Generative Recommendation LLM-based Recommendation
GenRec reframes recommendation as a conditional text generation task, fine-tuning a Large Language Model with LoRA to directly generate the next item's title from user history.
Core Problem
Traditional recommendation systems rely on discriminative ranking of item IDs, which struggles with sparsity and ignores rich semantic information in item names.
Why it matters:
  • Collaborative filtering fails on cold-start items lacking interaction history IDs
  • Ranking-based methods become computationally expensive as the candidate item pool grows
  • ID-based models discard the semantic knowledge LLMs have about item content (e.g., titles)

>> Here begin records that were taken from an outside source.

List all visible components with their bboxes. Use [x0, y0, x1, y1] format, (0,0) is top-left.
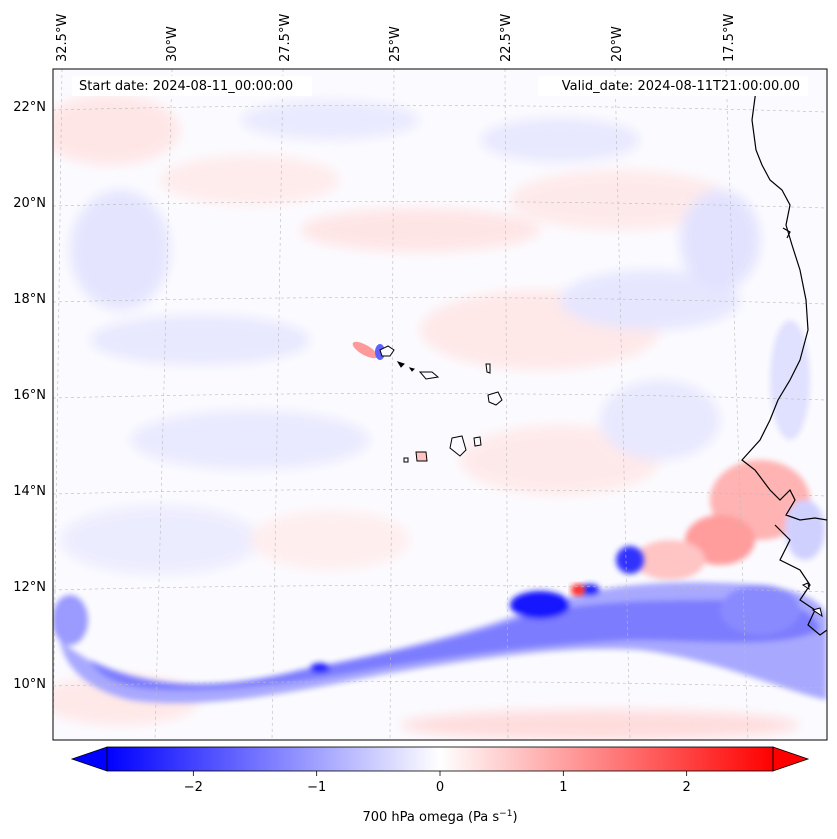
lat-label-20n: 20°N	[13, 196, 46, 211]
colorbar-label: 700 hPa omega (Pa s−1)	[362, 809, 517, 825]
map-panel: Start date: 2024-08-11_00:00:00 Valid_da…	[52, 68, 828, 741]
omega-field	[53, 95, 827, 740]
lon-label-27-5w: 27.5°W	[278, 14, 293, 62]
coastline	[741, 89, 827, 636]
valid-date-text: Valid_date: 2024-08-11T21:00:00.00	[562, 79, 800, 94]
colorbar-gradient	[107, 747, 773, 771]
lon-label-32-5w: 32.5°W	[55, 14, 70, 62]
lat-label-12n: 12°N	[13, 580, 46, 595]
colorbar-tick-label: 0	[436, 780, 444, 795]
longitude-labels: 32.5°W 30°W 27.5°W 25°W 22.5°W 20°W 17.5…	[55, 14, 737, 62]
lat-label-10n: 10°N	[13, 677, 46, 692]
lat-label-16n: 16°N	[13, 388, 46, 403]
lon-label-17-5w: 17.5°W	[722, 14, 737, 62]
map-gridlines	[53, 69, 827, 740]
valid-date-background	[538, 76, 808, 96]
colorbar-tick-label: 2	[683, 780, 691, 795]
map-frame	[52, 68, 828, 741]
lat-label-18n: 18°N	[13, 292, 46, 307]
colorbar: −2 −1 0 1 2 700 hPa omega (Pa s−1)	[70, 746, 810, 825]
lon-label-30w: 30°W	[165, 26, 180, 62]
colorbar-tick-label: −2	[184, 780, 203, 795]
lon-label-20w: 20°W	[610, 26, 625, 62]
latitude-labels: 22°N 20°N 18°N 16°N 14°N 12°N 10°N	[13, 100, 46, 692]
lat-label-22n: 22°N	[13, 100, 46, 115]
lon-label-25w: 25°W	[388, 26, 403, 62]
lat-label-14n: 14°N	[13, 484, 46, 499]
lon-label-22-5w: 22.5°W	[499, 14, 514, 62]
colorbar-ticks: −2 −1 0 1 2	[184, 771, 691, 795]
colorbar-label-exponent: −1	[499, 809, 512, 819]
colorbar-extend-min	[70, 746, 108, 772]
colorbar-tick-label: 1	[559, 780, 567, 795]
colorbar-extend-max	[772, 746, 810, 772]
start-date-text: Start date: 2024-08-11_00:00:00	[79, 79, 293, 94]
colorbar-tick-label: −1	[307, 780, 326, 795]
start-date-background	[72, 76, 312, 96]
cape-verde-islands	[379, 345, 823, 618]
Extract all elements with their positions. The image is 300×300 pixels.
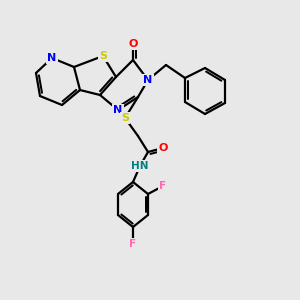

Concrete Example: In a movie recommendation scenario, a standard model sees a user watched items [ID_101, ID_405] and tries to rank [ID_888] against thousands of others. GenRec reads 'Pinocchio (1940), Legends of the Fall (1994)' and directly generates 'In the Line of Fire (1993)' by leveraging semantic understanding of the viewing habits.
Key Novelty
Generative Recommendation via Text Generation
  • Paradigm Shift: Instead of calculating a score for every candidate item (discriminative), the model generates the target item's name directly (generative)
  • Semantic Utilization: Uses the actual text of item titles as input/output rather than abstract numerical IDs, allowing the LLM to apply its pre-trained world knowledge
Architecture
Architecture Figure Figure 1
The GenRec framework pipeline: Interaction Sequence → Prompt Formatting → LLaMA-LoRA Fine-tuning → Next Item Prediction
Evaluation Highlights
  • +3.46 percentage points HR@5 improvement over P5 baseline on MovieLens 25M (0.1034 vs 0.0688)
  • +2.52 percentage points NDCG@5 improvement over P5 baseline on MovieLens 25M (0.0716 vs 0.0464)
  • Demonstrates trade-offs: GenRec underperforms P5 on Amazon Toys, suggesting it relies heavily on rich semantic data (movie titles) absent in sparser datasets
Breakthrough Assessment
7/10
Significant step in the 'Generative Recommendation' paradigm, moving away from ranking. Strong results on text-rich datasets, though the performance drop on Amazon Toys indicates limitations in universality.